Profile identification: Positive profiles (with flagged observations) and negative profiles (without) are identified.
Profile pairing: Each positive profile is paired with several negative profiles based on date differences for contextual similarity.
The number of paired negative profiles is defined by neg_pos_ratio in the step_param_sets section.
step_param_sets:
- name: data_set_param_set_1
steps:
input: { sub_steps: { rename_columns: false,
filter_rows: true },
rename_dict: { },
filter_method_dict: { remove_years:,
keep_years: [] } }
summary: { }
select: { neg_pos_ratio: 5 }
locate: { neighbor_n: 5 }
extract: { }
split: { test_set_fraction: 0.1,
k_fold: 10 }
Once the pairs are formed, the observations of similar depth between the pairs are used to select negative observations. A pair usually produces a pair of positive and negative observations. For example, neg_pos_ratio: 5 selects five negative profiles for each positive profile, which then produces five negative observations per positive observation.
Selection of Neighboring Observations
Negative observations can also be selected from positive profiles. When positive observations are identified and neighbor_n is set in the step_param_sets section, several upward and downward neighboring observations are selected unless they are also positive observations.

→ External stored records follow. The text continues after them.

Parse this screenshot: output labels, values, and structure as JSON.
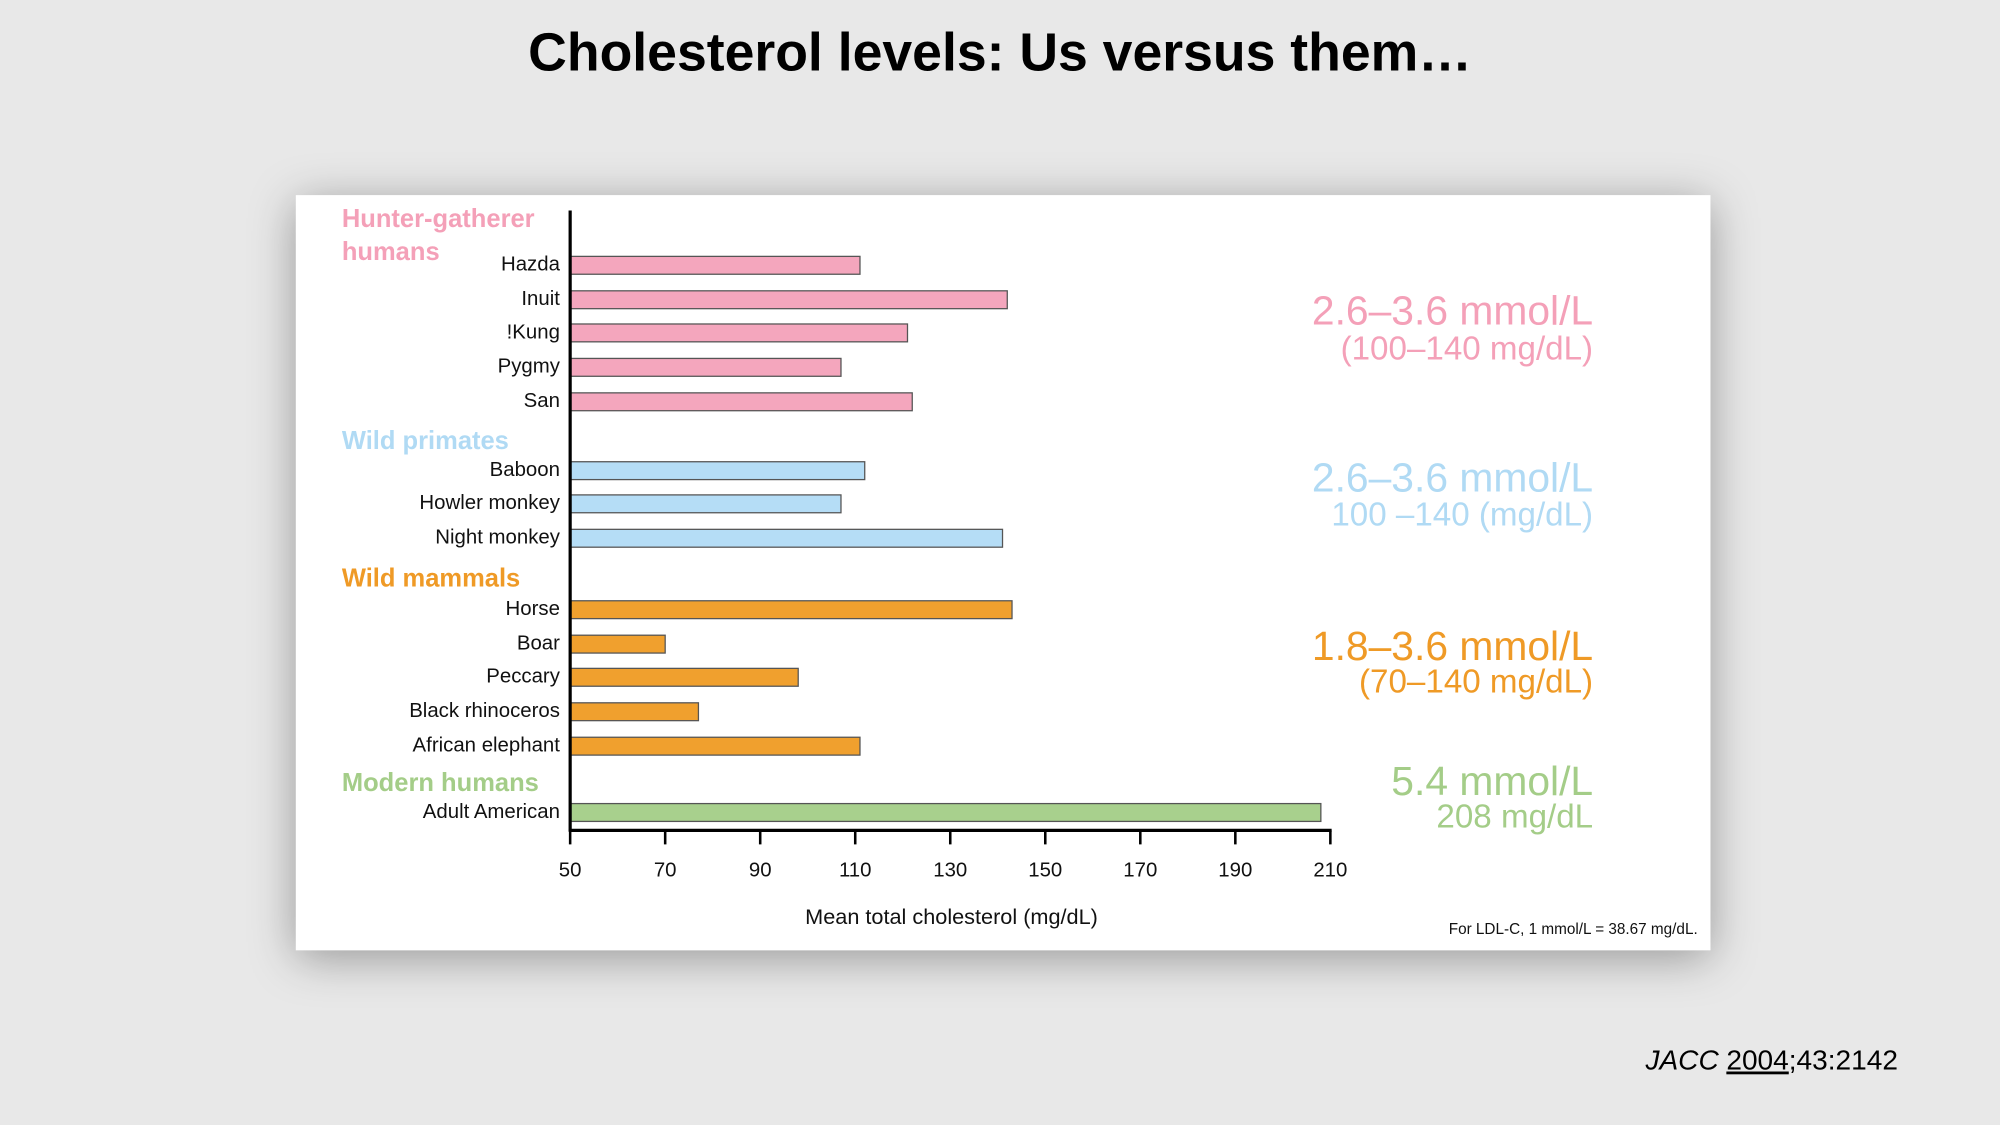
{
  "slide_title": "Cholesterol levels: Us versus them…",
  "chart_data": {
    "type": "bar",
    "orientation": "horizontal",
    "xlabel": "Mean total cholesterol (mg/dL)",
    "note": "For LDL-C, 1 mmol/L = 38.67 mg/dL.",
    "xlim": [
      50,
      210
    ],
    "xticks": [
      50,
      70,
      90,
      110,
      130,
      150,
      170,
      190,
      210
    ],
    "groups": [
      {
        "name": "Hunter-gatherer humans",
        "color": "#f4a6bd",
        "categories": [
          "Hazda",
          "Inuit",
          "!Kung",
          "Pygmy",
          "San"
        ],
        "values": [
          111,
          142,
          121,
          107,
          122
        ],
        "annotation": [
          "2.6–3.6 mmol/L",
          "(100–140 mg/dL)"
        ]
      },
      {
        "name": "Wild primates",
        "color": "#b5ddf6",
        "categories": [
          "Baboon",
          "Howler monkey",
          "Night monkey"
        ],
        "values": [
          112,
          107,
          141
        ],
        "annotation": [
          "2.6–3.6 mmol/L",
          "100 –140 (mg/dL)"
        ]
      },
      {
        "name": "Wild mammals",
        "color": "#f0a02e",
        "categories": [
          "Horse",
          "Boar",
          "Peccary",
          "Black rhinoceros",
          "African elephant"
        ],
        "values": [
          143,
          70,
          98,
          77,
          111
        ],
        "annotation": [
          "1.8–3.6 mmol/L",
          "(70–140 mg/dL)"
        ]
      },
      {
        "name": "Modern humans",
        "color": "#a8d08d",
        "categories": [
          "Adult American"
        ],
        "values": [
          208
        ],
        "annotation": [
          "5.4 mmol/L",
          "208 mg/dL"
        ]
      }
    ]
  },
  "citation": {
    "journal": "JACC",
    "year": "2004",
    "rest": ";43:2142"
  }
}
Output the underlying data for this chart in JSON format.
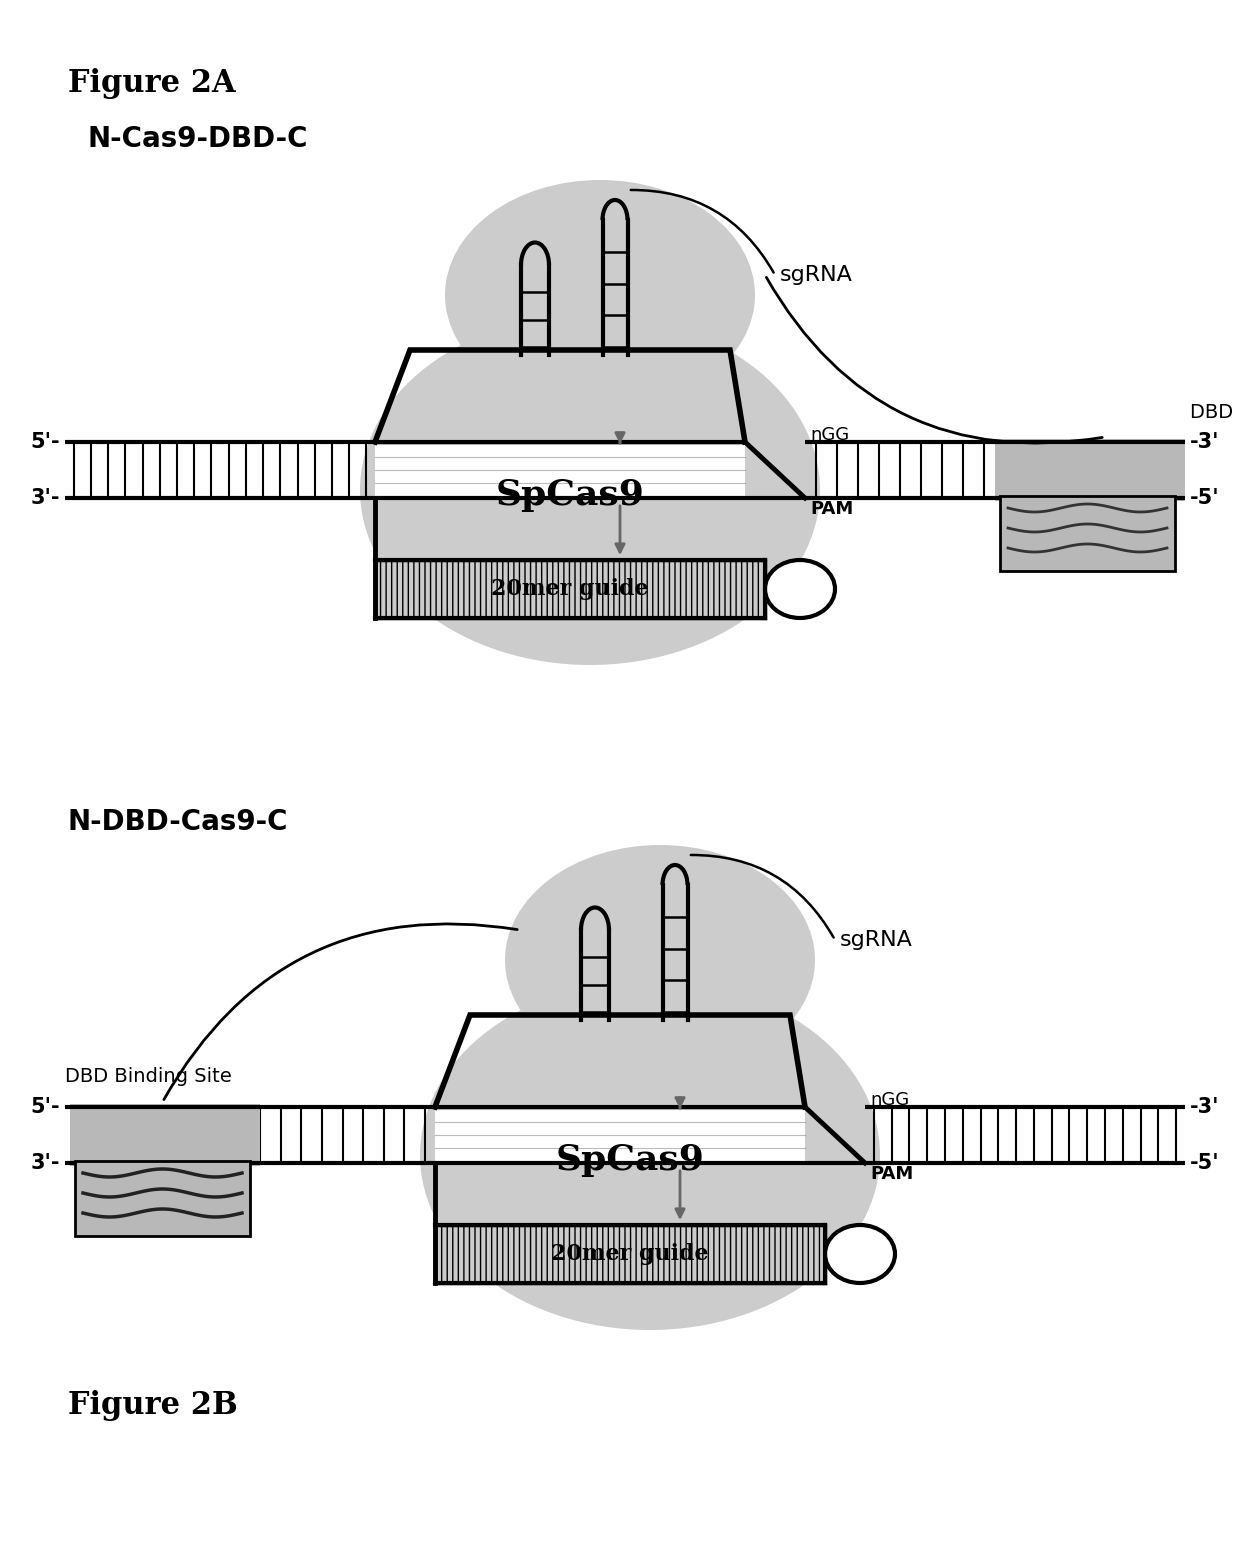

The number of neighboring negative observations is defined by neighbor_n in the step_param_sets section.
step_param_sets:
- name: data_set_param_set_1
steps:
input: { sub_steps: { rename_columns: false,
filter_rows: true },
rename_dict: { },
filter_method_dict: { remove_years:,
keep_years: [] } }
summary: { }
select: { neg_pos_ratio: 5 }
locate: { neighbor_n: 5 }
extract: { }
split: { test_set_fraction: 0.1,
k_fold: 10 }
For example, neighbor_n: 5 selects up to 10 negative observations from both the upward and downward neighbors around a positive observation.